Earle Sittambalam heads a large medical group practice not far
from New Britain Hospital. He's also incoming president of the
local county medical society.
EARLE
SITTAMBALAM: The cost to maintain our employees have gone up,
our health care benefits have gone up by 15 percent, our malpractice
went up by 50 percent. So our overhead is so high, we cannot survive
with Medicare cuts.
SUSAN
DENTZER: As chair of the House Ways and Means subcommittee on
health, Johnson helped to pass a bill last year that gave doctors,
hospitals and other health care providers some payment relief.

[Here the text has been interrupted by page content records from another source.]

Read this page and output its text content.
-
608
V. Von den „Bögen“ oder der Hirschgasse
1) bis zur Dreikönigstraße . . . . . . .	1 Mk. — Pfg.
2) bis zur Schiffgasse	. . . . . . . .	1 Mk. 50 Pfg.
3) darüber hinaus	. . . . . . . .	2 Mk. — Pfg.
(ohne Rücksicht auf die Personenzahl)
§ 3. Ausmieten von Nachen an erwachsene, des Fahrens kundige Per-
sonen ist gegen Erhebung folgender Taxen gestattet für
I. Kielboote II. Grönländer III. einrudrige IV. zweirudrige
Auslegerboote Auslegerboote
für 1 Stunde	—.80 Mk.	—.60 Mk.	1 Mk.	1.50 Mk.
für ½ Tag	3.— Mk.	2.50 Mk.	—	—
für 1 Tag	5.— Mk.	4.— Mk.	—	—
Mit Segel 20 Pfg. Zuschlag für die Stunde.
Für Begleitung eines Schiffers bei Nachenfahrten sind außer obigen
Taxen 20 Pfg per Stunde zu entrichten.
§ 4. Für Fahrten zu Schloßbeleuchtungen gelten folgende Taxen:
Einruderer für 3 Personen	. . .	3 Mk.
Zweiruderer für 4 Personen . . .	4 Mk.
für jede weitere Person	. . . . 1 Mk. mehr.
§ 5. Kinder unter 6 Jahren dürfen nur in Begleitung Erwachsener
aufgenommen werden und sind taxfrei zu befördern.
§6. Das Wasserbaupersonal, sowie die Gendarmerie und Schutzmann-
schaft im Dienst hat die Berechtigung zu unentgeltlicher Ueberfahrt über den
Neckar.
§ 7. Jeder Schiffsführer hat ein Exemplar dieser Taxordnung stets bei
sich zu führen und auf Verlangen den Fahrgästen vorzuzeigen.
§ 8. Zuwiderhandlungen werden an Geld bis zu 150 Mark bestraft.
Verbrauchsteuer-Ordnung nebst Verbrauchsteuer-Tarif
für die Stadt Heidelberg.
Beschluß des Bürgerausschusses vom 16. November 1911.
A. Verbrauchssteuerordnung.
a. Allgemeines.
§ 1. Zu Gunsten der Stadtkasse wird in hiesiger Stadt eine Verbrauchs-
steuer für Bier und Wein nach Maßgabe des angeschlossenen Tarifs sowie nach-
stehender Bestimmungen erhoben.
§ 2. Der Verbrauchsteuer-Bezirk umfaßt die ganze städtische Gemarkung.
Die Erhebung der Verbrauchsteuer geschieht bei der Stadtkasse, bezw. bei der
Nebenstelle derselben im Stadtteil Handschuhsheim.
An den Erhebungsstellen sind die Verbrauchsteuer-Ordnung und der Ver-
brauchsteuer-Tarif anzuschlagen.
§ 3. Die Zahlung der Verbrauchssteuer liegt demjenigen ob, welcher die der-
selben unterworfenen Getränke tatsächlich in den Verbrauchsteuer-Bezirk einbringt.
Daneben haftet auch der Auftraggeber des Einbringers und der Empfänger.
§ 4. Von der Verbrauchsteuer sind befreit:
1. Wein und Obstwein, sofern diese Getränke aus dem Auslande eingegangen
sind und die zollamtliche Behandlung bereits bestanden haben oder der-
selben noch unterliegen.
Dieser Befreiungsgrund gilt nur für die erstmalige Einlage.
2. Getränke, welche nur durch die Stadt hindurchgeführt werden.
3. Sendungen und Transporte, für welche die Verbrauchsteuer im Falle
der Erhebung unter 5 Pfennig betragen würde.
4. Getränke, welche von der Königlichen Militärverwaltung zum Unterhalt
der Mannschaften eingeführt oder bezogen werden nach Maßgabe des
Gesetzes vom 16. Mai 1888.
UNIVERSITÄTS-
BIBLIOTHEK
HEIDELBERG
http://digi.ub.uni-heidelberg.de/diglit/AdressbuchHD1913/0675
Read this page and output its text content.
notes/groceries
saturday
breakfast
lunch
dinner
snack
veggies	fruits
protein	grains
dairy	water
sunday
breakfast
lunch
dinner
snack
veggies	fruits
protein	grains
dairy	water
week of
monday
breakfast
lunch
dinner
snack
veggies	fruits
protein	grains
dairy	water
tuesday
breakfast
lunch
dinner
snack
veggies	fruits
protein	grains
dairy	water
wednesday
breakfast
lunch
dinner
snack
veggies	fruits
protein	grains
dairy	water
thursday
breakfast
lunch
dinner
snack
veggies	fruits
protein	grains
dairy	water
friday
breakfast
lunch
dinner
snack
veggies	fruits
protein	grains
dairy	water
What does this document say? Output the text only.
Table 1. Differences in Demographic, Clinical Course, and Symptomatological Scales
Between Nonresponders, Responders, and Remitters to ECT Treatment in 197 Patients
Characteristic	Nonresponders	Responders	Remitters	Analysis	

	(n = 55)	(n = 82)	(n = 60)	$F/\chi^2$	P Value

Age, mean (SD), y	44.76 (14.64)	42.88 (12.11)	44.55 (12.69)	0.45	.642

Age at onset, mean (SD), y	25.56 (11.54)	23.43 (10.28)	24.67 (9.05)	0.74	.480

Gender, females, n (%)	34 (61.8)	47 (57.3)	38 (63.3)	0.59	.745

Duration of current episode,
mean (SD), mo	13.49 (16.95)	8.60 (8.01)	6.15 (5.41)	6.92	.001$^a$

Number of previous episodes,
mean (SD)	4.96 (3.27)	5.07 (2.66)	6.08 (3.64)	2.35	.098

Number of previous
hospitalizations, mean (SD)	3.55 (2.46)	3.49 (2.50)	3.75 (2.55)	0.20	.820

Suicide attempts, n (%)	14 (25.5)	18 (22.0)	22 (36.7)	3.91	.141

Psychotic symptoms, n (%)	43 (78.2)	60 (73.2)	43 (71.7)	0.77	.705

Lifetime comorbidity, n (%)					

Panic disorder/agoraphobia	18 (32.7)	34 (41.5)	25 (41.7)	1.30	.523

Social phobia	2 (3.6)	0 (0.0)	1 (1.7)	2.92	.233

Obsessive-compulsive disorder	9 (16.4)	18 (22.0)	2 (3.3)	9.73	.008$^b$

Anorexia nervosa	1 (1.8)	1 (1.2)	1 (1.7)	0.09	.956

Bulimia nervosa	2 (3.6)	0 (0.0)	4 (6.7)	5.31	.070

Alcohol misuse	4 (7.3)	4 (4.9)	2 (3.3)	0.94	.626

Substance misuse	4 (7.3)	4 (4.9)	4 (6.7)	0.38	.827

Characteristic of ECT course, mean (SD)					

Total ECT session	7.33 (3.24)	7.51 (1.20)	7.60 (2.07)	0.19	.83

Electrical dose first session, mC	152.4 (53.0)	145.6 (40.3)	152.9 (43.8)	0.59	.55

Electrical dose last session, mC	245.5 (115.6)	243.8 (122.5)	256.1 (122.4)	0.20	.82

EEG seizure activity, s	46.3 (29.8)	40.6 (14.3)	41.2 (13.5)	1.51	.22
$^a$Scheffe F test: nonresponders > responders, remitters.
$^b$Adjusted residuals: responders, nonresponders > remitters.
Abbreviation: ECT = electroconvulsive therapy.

But the Senate never acted, so Johnson vows to lead the fight
again this year.
But
the drive by providers and many lawmakers to hike payments faces
obstacles. Those include the growing federal budget deficit, as
well as President Bush's proposed tax cut. Another is the likely
effort to expand Medicare's coverage of prescription drug -- a
step that Congress has debated off and on for most of the past
decade.
In
the coming days, President Bush is expected to send Congress his
own broad plan to reform Medicare. It's likely to include more
generous and expensive prescription drug coverage than the president
has previously backed -- as well as a far greater emphasis on
providing those drugs and other Medicare benefits through private
health insurance plans.
As
much as some lawmakers like Breaux applaud Bush's efforts to reform
Medicare, they still wonder how the president plans to make it
all add up.
JOHN
BREAUX: If we're going to spend $640 billion on a tax cut, where
is the money going to come from for Medicare reform with prescription
drugs? How are we going to finance the war in Iraq if it should
come to that? I mean, we're spending dollars that we don't know
what the other demands are going to be coming down the road in
this Congress.
SUSAN
DENTZER: But Johnson and many other Republicans contend there's
room for all of it -- priver relief, a large tax cut and a drug
benefit.
NANCY
JOHNSON: We can't let the rather temporary difficulties that we're
having, in terms of economic growth, we can't let that dissuade
us from prescription drugs for seniors. And if we put a growth
package in place, we ought to be able to increase the level of
economic activity in America, and therefore the total resources
that come into the federal government.
SUSAN
DENTZER: And much of the work of this congress will be figuring
out how to keep the health-care system healthy in the meantime.